Currently, adoption paperwork is agency-specific, analog and a complete pain. Documents are scanned, mailed, faxed, lost, forgotten and never in the right place. Adoptive parents are burdened by lugging heavy stacks of paperwork to places like the DMV, airports, or even on a roadtrip. Take a look at the image of a users’ to-do list below. He and his partner re-write this list each morning. As you can see, four out of the five tasks relate to paperwork management.
Here are the two big questions put to the test of our pilot: do people feel secure managing personal documents online and is there something comforting about physical paper that adopting parents wouldn’t want to give up?
First: security. When we asked users if they already house secure documents online they at first said no then realized that they are emailing not secured PDF’s on their smart phones daily. The iOS app, as it’s currently envisioned, will have the most recent and up to date security measures.
Second: validity of digital paperwork. The answer here, according to the adoption lawyer we spoke with, is a bit more complicated. There are certain documents demanded in original, notarized form by the courts. There are other documents that are often shared in scanned form. The new politics brought to question by developing technology are still clearing these waters. (For instance, did you know there are now online notaries?) The person who brings this app to life, (see below), will have to keep their fingers to this pulse.

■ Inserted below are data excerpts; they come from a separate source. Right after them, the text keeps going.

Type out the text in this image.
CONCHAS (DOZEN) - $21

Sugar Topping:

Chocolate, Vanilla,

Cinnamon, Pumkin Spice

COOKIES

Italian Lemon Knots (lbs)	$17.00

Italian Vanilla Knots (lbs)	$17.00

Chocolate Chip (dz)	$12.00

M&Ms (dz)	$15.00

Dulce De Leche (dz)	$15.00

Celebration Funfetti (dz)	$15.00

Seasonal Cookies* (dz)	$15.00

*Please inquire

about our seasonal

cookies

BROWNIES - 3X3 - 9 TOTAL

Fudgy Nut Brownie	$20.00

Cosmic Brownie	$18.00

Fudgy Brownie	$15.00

The professional team behind Adapt Solutions is myself, Melissa Chapman, and William Morgan. I’m leading the business and brand development (crafting the narrative, reaching out to pilot participants and community leaders) and Willy is lead on design (in charge of the interaction design, graphics and usability). Over the course of the last 4 weeks we have piloted with 13 users including adoption lawyers, redesigned the entire application 5 times, and presented progress in a client-like setting each week.
Our goal is a clean user interface with basic document sharing functionality. See the latest homescreen below.
We have learned a lot in terms of discipline, working fast, iterating like hell, and the importance of staying flexible.
The biggest takeaway, however, is validation of this need-based technology. * It’s known around these parts that Willy nor I plan to launch this as a business. There have been times, however, where we meet eyes and realize the reality: nobody is doing this and everybody needs this.
That leaves us with an overwhelmingly strong feeling to give this to someone who will bring it to fruition.